Adam stared at me, assessing, judging. I was breathing heavily, the tension having built up from my fury. A beat passed, then two. Finally, he smiled his tight-lipped smile, some decision having been made. He reached out with his right hand. At first I thought he was going to strike me, but instead he brought it to my face, and gently stroked my cheek. His eyes, again depthless pools of molten intensity, bore into mine capturing them in their gaze. His fingers were warm where he cupped the side of my face, drawing his hand forward toward my chin, pulling at the razor stubble on my jaw. My skin tingled where his hand made contact, yearned for more when it had passed.

I was enraged and knew I was enraged. I had just been dealt the most mortal insult it could have been possible to proffer, and rather than reacting, I was allowing him to touch me -- tenderly, enticingly. Why was I unable to protest? My brain raced while my eyes, compelled to be lost in his, forgot to blink. The smell was gone, I realized. But it couldn't be. I must have acclimated to it, the way even new paint will become unnoticeable after an hour. It was working its magic on me without my even being aware of it. Why couldn't I stop him? Why did it feel so good? It was just his hand on my cheek.

His hand on my chin, now, he extended his middle finger, and ran it over my lips. I shivered from the delicacy of his touch. Despite myself, to my own horror, my lips parted, and his finger entered my mouth. The taste! It was sharp and dark and salty. It had the smokiness of whiskey, the smoothness of chocolate, the primal affect of raw meat.

He was talking. I know he must have been. I saw his lips move. My ears registered no sound, but my mind heard him. "Open up," he was saying, "let me in." His finger found my tongue, tracing the bumpy surface of it. With his forefinger and thumb, he held my chin in place. My lips pursed, kissing the second knuckle of his middle finger, my tongue curled around it as it slid within me.

No, the rational part of my brain was shouting! This can not be happening, and it must not continue!

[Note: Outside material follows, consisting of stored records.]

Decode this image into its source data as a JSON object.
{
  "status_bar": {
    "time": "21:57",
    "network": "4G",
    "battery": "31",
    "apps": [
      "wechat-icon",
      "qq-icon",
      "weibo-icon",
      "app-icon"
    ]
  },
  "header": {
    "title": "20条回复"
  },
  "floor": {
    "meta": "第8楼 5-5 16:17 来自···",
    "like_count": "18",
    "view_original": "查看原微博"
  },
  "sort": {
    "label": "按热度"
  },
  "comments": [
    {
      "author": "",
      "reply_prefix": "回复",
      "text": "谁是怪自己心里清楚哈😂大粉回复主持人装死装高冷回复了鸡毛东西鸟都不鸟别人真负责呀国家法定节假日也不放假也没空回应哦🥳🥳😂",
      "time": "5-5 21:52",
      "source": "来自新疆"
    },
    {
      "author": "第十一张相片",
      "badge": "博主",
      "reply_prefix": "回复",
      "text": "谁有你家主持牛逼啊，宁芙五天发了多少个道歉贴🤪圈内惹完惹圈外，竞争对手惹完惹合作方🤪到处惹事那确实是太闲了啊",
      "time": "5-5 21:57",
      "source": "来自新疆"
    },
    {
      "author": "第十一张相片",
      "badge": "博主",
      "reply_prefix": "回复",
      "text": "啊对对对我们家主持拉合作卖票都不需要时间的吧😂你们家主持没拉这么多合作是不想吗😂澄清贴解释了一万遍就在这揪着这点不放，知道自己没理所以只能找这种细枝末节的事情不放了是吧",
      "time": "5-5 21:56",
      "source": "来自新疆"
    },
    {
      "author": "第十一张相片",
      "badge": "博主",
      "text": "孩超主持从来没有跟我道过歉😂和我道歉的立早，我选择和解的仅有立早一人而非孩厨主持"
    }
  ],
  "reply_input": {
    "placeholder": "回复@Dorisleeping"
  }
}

It was degrading, it was impossibly degrading. He can not insult me, then expect I will melt before his onslaught. But rationality was not in control here. Rationality had no sway. Instead, the totality of my world was his eyes, his taste, his feel.

With his finger still in my mouth, he rose from the chair and walked around to my side of it, leaning back against the backrest. He was above me, now, looking down, down into my eyes, down into my soul. His left hand took my hair, forcing my head back, opening my mouth. He began to slide his finger in and out, fucking my mouth with it. A second finger joined, exploring my teeth, my cheeks, my lips. And I let him. His grasp on my hair tightened, and he drew me back farther to the point of pain. He withdrew his fingers from my mouth, now overflowing with saliva and desire. He drew his arm back, and, holding my head firmly in place with his grip on my hair, slapped me fully and hard across the cheek. The sting brought tears to my eyes, which served only to blur my already clouded tunnel vision. He slapped me again, the crack of the contact thundering in my ears. Still, I said nothing. I did not resist, I did not withdraw. A third wind up, a third slap, and my cheek was on fire. I did not complain, I did not ask why. Instead, when he then brought his palm gently back to cover my face, I found, to my horror, I was kissing it, worshiping it with my lips.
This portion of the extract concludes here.